The sheer bulk of questions which indicate a lack of understanding of the nature of data is enormous. Of course Stack Overflow only shows a tiny part of this – it doesn’t give much insight into the mountain of code which handles data correctly from the perspective of the types involved, but does entirely inappropriate things with those values from the perspective of the intended business meaning of those values.
It’s not all doom and gloom though. We have some simple but powerful weapons available in the fight against semantic drivel.
This article gives a good indication of why I’m a fan of statically typed languages. The type system can convey huge amounts of information about the nature of data, even if the business meaning of values of those types can be horribly overloaded.
Maybe it would be good if we distinguished between human-readable text which should usually be treated in a culture-sensitive way, and machine-parsable text which should usually be treated without reference to any culture. Those two types might have different operations available on them, for example – but it would almost certainly get messy very quickly.
For business-specific types though, it’s usually easy to make sure that each type is really only used for one concept, and only provides operations which are meaningful for that concept.
Naming is undoubtedly hard, and I suspect most developers have had the same joyless experiences that I have of struggling for ten minutes to come up with a good class or method name, only to end up with the one we first thought of which we really don’t like… but which is simply better than all the other options we’ve considered. Still, it’s worth the struggle.
Our names don’t have to be perfect, but there’s simply no excuse for names such as “Form1” or “MyClass” which seem almost designed to carry no useful information whatsoever. Often simply the act of naming something can communicate meaning. Don’t be afraid to extract local variables in code just to clarify the meaning of some otherwise-obscure expression.
I don’t think I’ve ever met a developer who actually enjoys writing documentation, but I think it’s hard to deny that it’s important. There tend to be very few things that are so precisely communicated just by the names of types, properties and methods that no further information is required. What is guaranteed about the data? How should it be used – and how should it not be used?

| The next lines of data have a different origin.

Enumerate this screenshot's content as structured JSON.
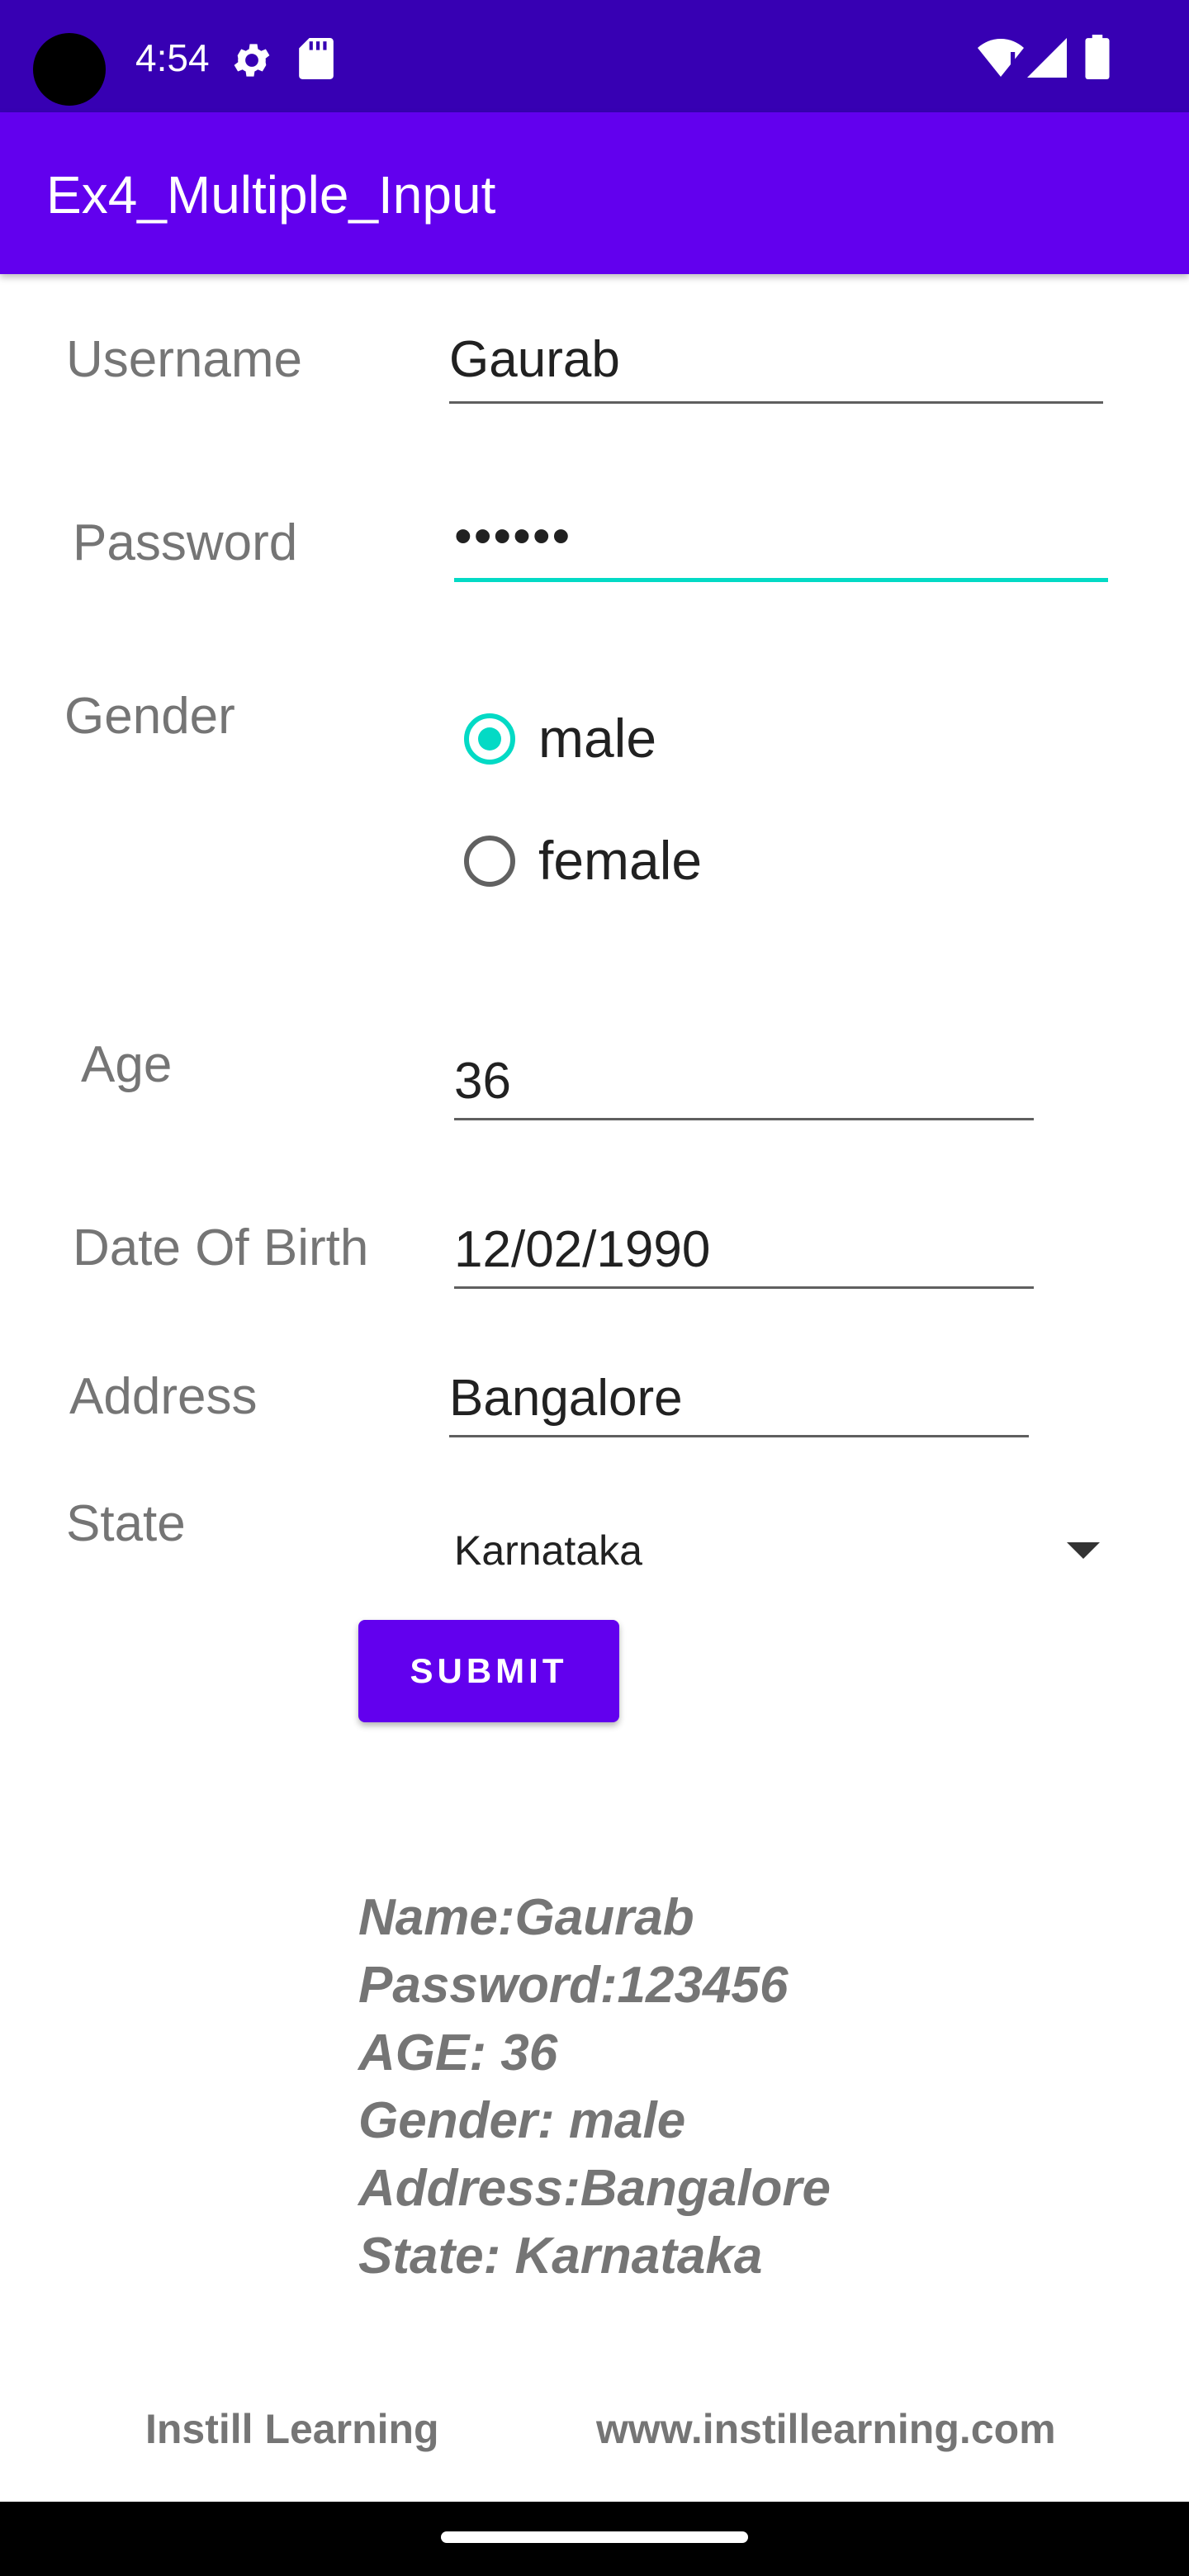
{
  "status_bar": {
    "time": "4:54",
    "icons": [
      "camera-cutout",
      "gear-icon",
      "sdcard-icon",
      "wifi-icon",
      "signal-icon",
      "battery-icon"
    ]
  },
  "app_bar": {
    "title": "Ex4_Multiple_Input"
  },
  "form": {
    "username": {
      "label": "Username",
      "value": "Gaurab"
    },
    "password": {
      "label": "Password",
      "value": "••••••"
    },
    "gender": {
      "label": "Gender",
      "options": [
        {
          "label": "male",
          "selected": true
        },
        {
          "label": "female",
          "selected": false
        }
      ]
    },
    "age": {
      "label": "Age",
      "value": "36"
    },
    "dob": {
      "label": "Date Of Birth",
      "value": "12/02/1990"
    },
    "address": {
      "label": "Address",
      "value": "Bangalore"
    },
    "state": {
      "label": "State",
      "selected": "Karnataka"
    },
    "submit_label": "SUBMIT"
  },
  "result": {
    "lines": [
      "Name:Gaurab",
      "Password:123456",
      "AGE: 36",
      "Gender: male",
      "Address:Bangalore",
      "State: Karnataka"
    ]
  },
  "footer": {
    "left": "Instill Learning",
    "right": "www.instillearning.com"
  },
  "colors": {
    "status_bar": "#3700B3",
    "primary": "#6200EE",
    "accent": "#03DAC5",
    "label_gray": "#757575"
  }
}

The form, style and detail level of documentation will vary from project to project, but don’t underestimate its value. Aside from behavioural details, ask yourself what meaning you’re imposing on or assuming about the data you’re dealing with… what would happen if someone else made different assumptions? What could go wrong, and how can you prevent it by expressing your own understanding clearly? This isn’t just important for large projects with big teams, either – it’s entirely possible that the person who comes to the code with a different viewpoint is going to be you, six months later.
I apologise if this all sounds like motherhood and apple pie. I’m not saying anything new, after all – of course we all agree that we need to understand the meaning of the our data. I’m really not trying to waste your time though: I want you to take a moment to appreciate just how much it matters that we understand the data we work with, and how many problems can be avoided by putting effort into communicating that effectively and reading what others have written about their data.

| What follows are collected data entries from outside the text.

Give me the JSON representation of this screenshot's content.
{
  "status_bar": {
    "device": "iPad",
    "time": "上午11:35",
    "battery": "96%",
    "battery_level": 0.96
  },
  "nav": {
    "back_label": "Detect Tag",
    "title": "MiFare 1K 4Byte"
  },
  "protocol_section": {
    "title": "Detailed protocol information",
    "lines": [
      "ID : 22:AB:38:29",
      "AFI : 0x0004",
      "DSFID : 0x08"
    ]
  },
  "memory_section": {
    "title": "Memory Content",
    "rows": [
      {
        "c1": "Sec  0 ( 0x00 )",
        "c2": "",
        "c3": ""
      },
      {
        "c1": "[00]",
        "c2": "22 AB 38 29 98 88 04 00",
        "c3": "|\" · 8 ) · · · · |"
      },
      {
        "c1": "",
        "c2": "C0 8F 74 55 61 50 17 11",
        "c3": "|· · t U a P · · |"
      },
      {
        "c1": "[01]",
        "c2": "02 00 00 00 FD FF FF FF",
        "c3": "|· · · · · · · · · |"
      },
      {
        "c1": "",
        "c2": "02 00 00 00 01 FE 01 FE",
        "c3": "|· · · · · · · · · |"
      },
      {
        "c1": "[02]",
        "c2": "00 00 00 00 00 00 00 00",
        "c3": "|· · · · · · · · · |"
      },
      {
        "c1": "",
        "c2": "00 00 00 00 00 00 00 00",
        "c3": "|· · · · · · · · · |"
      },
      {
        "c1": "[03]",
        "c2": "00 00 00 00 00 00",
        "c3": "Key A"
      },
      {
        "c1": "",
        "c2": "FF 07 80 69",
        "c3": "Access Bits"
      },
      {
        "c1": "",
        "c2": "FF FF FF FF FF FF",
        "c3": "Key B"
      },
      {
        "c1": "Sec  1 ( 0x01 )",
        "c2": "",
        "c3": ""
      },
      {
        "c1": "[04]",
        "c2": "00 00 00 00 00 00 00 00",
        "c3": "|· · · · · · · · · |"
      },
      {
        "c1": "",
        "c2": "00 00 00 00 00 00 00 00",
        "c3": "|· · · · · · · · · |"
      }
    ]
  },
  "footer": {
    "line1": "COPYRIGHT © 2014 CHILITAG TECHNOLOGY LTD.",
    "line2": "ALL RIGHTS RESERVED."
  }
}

There are other approaches we can take beyond those I’ve listed above, too – much more technically exciting ones – around static code analysis, contracts, complicated annotations and the like. I have nothing against them, but just understanding the value of semantics is a crucial starting point, and once everyone on your team agrees on that, you’ll be in a much better position to move forward and agree on the meaning of your data itself. From there, the world’s your oyster – if you see what I mean.
1 It doesn’t; references are passed by value, as even my non-programmer wife knows by now. That’s how often this myth comes up.